Just for fun, I also called :recon.bin_leak(50), and the list was full of mostly values like this:

{#PID<0.22905.0>, -117,
  [current_function: {:gen_server, :loop, 6},
   initial_call: {:proc_lib, :init_p, 5}]},

I ran GenServer.call(pid(0, 23540, 0), :get), and can confirm that these are my User processes.

imetallica · March 8, 2017, 2:30am

Which function have you used to reduce memory?

pdilyard · March 8, 2017, 2:32am

:recon.bin_leak/1 as suggested by @dom

dom · March 8, 2017, 9:19am

bin_leaks forces a garbage collect on all processes, and measures how many reference-counted binaries were freed per process.

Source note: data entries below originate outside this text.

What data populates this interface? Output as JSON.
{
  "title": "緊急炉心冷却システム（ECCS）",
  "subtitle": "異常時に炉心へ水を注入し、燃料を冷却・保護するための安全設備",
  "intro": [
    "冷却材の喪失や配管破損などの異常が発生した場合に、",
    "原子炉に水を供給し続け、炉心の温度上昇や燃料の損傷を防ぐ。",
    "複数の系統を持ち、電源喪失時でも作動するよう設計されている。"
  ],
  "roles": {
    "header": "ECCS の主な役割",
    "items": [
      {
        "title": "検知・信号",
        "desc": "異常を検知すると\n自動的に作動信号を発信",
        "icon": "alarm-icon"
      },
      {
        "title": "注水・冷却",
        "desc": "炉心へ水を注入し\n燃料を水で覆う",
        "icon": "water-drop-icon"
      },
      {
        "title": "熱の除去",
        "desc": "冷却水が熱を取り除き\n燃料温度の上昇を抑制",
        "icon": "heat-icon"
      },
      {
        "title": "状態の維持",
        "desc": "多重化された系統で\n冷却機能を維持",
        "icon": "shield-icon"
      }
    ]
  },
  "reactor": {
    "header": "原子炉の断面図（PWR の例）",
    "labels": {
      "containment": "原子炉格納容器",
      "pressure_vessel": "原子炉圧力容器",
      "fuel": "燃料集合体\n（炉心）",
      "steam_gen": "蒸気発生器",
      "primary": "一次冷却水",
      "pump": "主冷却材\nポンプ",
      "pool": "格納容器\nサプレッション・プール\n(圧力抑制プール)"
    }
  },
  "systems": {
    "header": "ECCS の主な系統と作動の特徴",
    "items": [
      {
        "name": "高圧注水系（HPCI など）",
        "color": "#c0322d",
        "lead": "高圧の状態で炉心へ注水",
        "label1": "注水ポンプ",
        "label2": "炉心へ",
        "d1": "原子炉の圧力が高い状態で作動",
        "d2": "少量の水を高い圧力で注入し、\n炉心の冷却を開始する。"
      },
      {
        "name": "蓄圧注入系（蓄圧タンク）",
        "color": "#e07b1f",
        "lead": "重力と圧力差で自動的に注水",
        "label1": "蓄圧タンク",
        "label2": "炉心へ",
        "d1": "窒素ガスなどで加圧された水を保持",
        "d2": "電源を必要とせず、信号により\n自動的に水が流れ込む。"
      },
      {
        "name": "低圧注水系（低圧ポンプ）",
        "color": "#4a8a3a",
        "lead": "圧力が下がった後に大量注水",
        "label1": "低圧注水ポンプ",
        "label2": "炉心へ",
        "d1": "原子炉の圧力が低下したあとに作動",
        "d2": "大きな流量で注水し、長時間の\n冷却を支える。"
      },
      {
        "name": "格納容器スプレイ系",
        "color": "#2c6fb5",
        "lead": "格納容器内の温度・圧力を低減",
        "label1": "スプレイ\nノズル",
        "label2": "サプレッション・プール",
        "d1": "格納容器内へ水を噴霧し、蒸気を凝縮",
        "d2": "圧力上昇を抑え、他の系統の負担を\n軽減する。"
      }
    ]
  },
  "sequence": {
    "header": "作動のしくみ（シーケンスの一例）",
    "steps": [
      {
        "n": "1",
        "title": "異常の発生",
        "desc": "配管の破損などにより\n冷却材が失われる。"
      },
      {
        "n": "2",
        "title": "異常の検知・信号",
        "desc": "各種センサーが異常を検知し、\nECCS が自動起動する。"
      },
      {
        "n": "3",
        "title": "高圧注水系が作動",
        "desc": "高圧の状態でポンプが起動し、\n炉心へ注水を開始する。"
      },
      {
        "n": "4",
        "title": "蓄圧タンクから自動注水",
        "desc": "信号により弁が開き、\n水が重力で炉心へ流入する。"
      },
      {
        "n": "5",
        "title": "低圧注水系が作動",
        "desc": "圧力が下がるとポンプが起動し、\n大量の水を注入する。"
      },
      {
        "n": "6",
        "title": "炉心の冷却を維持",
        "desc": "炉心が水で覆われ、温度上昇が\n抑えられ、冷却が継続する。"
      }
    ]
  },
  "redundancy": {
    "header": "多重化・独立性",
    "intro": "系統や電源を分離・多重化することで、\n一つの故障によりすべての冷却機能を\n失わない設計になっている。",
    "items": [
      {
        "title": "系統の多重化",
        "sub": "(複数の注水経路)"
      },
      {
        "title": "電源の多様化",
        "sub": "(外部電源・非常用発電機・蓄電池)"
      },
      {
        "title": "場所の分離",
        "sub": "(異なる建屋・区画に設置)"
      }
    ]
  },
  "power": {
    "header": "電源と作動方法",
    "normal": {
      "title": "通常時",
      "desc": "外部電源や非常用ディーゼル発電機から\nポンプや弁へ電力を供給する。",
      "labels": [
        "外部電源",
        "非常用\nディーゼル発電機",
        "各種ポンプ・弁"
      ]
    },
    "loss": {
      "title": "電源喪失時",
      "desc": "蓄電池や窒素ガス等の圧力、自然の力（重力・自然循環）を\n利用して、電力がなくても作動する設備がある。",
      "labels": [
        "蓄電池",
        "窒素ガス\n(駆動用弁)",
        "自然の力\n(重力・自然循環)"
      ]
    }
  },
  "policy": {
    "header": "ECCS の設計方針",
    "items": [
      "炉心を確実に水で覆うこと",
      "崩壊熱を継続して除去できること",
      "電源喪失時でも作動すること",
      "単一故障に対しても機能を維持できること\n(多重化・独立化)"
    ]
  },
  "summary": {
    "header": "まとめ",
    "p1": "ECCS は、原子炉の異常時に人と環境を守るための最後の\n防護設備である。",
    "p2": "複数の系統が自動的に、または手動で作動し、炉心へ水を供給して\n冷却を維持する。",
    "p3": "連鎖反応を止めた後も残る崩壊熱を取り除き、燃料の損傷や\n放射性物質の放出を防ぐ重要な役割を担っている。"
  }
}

So this confirms lack of GC is the issue here.

Some things you can do:

If you have operations that generate lots of refc binary garbage, do them in a separate, short-lived process linked to your long-lived user process, so it doesn’t accumulate garbage.
You can use a timer to hibernate (see genserver doc) the user process after N seconds of inactivity, or when you know it won’t be getting messages for a while. The process will still be alive, but won’t hold extra memory.
You can also use a timer to force a gc every N seconds.
ETS as mentioned can help. Each process can own a table, it doesn’t have to be shared. This is a nice article about the difference it makes: http://theerlangelist.com/article/reducing_maximum_latency

DianaOlympos · March 8, 2017, 9:33am

Reduce the amount of memory you allocate to the BEAM. Why try to force some GC if you do not need it ?

aseigo · March 8, 2017, 10:50am

If this is due to binaries being held due to being referenced, as opposed to just GC not running on those processes:

If you can identify which binaries are being kept around (sounds like messages from the user that are being parsed out, with the interesting components stored in those maps?), then consider using :binary.copy/1 on the binary snippets before storing them in your GenServer’s state. This will create a deep copy of those binaries, freeing the original binary they were pulled from, and then the GC can do its job on those original binaries.